Car, en étant bravache, on perçoit bien que c’est l’harmonie dans nos vies personnelles et professionnelles qui a payé le plus lourd tribu à la frénésie technologique de ces dernières années.

Il y a encore quelques jours, quelqu’un revenant sur terre aurait pu affirmer que l’occidental paraissait plutôt malheureux alors qu’au fond il avait tout pour être heureux.

Alors peut-être est-il possible d’être heureux avec peu de chose, actuellement un toit, de quoi manger, être en bonne santé et la liberté de penser !
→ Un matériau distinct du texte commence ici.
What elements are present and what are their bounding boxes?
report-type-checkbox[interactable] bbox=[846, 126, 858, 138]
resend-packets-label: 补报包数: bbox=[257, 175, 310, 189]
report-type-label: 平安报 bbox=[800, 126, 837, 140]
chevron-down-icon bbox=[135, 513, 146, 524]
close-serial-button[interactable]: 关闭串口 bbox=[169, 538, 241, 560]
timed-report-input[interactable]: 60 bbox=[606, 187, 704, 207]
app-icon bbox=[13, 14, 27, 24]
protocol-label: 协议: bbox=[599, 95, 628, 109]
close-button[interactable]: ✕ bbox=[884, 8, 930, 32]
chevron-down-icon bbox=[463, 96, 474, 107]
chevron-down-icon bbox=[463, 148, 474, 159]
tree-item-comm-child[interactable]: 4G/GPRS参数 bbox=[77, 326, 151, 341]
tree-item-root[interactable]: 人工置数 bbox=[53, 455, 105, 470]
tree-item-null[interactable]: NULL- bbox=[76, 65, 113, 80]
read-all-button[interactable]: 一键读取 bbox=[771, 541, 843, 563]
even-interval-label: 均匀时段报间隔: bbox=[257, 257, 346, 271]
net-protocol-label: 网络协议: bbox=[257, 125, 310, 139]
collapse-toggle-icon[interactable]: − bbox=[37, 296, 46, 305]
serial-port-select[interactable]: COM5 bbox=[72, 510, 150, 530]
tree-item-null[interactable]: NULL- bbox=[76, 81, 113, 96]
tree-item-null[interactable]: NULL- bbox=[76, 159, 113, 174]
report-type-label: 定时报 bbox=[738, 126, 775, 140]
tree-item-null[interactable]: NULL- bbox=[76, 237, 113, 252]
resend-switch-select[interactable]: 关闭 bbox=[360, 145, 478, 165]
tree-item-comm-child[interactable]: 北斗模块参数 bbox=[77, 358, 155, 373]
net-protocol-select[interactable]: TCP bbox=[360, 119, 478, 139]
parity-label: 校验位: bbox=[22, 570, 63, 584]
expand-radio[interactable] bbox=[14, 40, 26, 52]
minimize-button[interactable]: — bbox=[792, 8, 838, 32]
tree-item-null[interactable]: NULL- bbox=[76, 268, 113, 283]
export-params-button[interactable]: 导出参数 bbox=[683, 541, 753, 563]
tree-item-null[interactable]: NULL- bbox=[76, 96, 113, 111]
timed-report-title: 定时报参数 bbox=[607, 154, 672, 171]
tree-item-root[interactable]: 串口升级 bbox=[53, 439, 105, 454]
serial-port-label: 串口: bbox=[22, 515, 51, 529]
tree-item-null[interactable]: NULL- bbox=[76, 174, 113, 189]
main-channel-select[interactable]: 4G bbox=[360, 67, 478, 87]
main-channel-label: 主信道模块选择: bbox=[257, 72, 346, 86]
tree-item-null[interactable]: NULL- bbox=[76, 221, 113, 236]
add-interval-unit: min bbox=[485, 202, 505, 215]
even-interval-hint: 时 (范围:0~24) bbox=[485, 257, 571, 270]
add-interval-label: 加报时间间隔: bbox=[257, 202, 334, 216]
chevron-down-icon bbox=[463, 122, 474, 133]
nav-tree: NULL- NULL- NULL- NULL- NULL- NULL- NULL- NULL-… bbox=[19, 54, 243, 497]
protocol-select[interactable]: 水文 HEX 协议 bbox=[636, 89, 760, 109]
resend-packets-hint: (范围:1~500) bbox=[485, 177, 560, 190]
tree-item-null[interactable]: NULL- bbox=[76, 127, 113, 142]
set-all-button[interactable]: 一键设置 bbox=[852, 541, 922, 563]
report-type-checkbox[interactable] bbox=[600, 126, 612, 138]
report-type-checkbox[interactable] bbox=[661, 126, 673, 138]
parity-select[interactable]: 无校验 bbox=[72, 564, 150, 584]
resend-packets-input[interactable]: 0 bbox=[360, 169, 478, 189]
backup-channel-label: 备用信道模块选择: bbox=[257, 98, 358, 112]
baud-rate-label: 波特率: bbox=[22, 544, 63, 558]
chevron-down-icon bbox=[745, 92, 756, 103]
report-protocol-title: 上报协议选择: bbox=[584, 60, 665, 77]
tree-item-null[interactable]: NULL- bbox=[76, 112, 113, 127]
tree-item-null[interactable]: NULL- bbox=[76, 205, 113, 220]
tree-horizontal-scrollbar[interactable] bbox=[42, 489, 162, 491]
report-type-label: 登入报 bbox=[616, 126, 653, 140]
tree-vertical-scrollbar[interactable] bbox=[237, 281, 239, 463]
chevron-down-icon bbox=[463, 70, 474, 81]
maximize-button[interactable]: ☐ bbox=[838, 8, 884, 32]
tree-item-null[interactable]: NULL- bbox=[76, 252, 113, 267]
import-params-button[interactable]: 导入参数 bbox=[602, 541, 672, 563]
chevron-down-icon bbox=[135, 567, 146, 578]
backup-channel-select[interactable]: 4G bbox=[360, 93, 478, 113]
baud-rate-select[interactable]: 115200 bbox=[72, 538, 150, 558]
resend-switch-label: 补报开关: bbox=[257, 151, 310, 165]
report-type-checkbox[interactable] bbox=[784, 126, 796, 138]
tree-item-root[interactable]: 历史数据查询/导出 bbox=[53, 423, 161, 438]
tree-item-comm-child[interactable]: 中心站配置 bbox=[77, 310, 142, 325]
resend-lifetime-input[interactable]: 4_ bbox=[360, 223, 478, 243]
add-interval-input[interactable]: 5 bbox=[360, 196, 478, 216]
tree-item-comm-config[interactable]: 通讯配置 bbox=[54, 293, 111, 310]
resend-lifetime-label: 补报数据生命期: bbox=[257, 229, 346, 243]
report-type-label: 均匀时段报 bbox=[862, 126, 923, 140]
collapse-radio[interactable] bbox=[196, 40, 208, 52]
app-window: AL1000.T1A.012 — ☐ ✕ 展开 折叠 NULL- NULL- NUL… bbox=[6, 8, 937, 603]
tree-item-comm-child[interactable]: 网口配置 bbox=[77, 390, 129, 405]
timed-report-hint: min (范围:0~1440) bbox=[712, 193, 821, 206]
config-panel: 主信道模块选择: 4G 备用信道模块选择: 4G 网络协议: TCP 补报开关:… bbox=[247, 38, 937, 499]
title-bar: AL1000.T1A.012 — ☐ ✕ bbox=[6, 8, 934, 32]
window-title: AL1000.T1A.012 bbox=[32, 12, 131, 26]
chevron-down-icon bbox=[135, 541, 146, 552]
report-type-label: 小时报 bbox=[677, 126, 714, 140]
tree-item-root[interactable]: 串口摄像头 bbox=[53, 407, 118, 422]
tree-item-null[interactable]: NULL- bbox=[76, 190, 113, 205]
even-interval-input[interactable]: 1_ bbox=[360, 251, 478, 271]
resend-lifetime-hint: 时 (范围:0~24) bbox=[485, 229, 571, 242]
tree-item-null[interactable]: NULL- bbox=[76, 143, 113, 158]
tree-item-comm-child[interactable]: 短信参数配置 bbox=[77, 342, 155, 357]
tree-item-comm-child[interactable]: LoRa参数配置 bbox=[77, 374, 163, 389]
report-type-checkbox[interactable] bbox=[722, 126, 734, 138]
Ecoutons le sage :  l’homme est malheureux parce qu’il ne sait pas qu’il est heureux.

Oui très bien et comment procéder face à cette déferlante d’informations toutes plus négatives les unes que les autres ?

Ceux d’entre vous avec qui j’ai déjà travaillé le savent parfaitement, la vision positive est la clé, particulièrement en cette période.

La vision positive n’est absolument pas le positivisme, démarche réductrice mais plutôt l’art de prendre sur soi pour se focaliser sur le positif et laisser de côté le reste.

C’est au fond un art à travailler sans cesse, tous les jours.

Comme l’addict doit prendre sur lui pour résister à la tentation, être dans une démarche positive suppose de résister aux ondes négatives, jusqu’à être à même de transformer le négatif en positif.

Mais c’est aussi un choix personnel : le positif renforce, dynamise, conforte, rassure quand le négatif affaiblit, assombrit, éteint, restreint…

A vous de choisir, car on fond nous restons maîtres de notre libre arbitre.

Ne laissons donc à personne d’autre le soin de penser à notre place, de décider à notre place, d’agir à notre place.

Ce confinement doit être synonyme d’ouverture sur soi et de réflexions profondes sur l’avenir, individuellement et collectivement.

A nous de choisir entre l’approche positive ou négative des choses, c’est l’alternative que nous offre la vie.

Puissent beaucoup d’entre nous en prendre la mesure.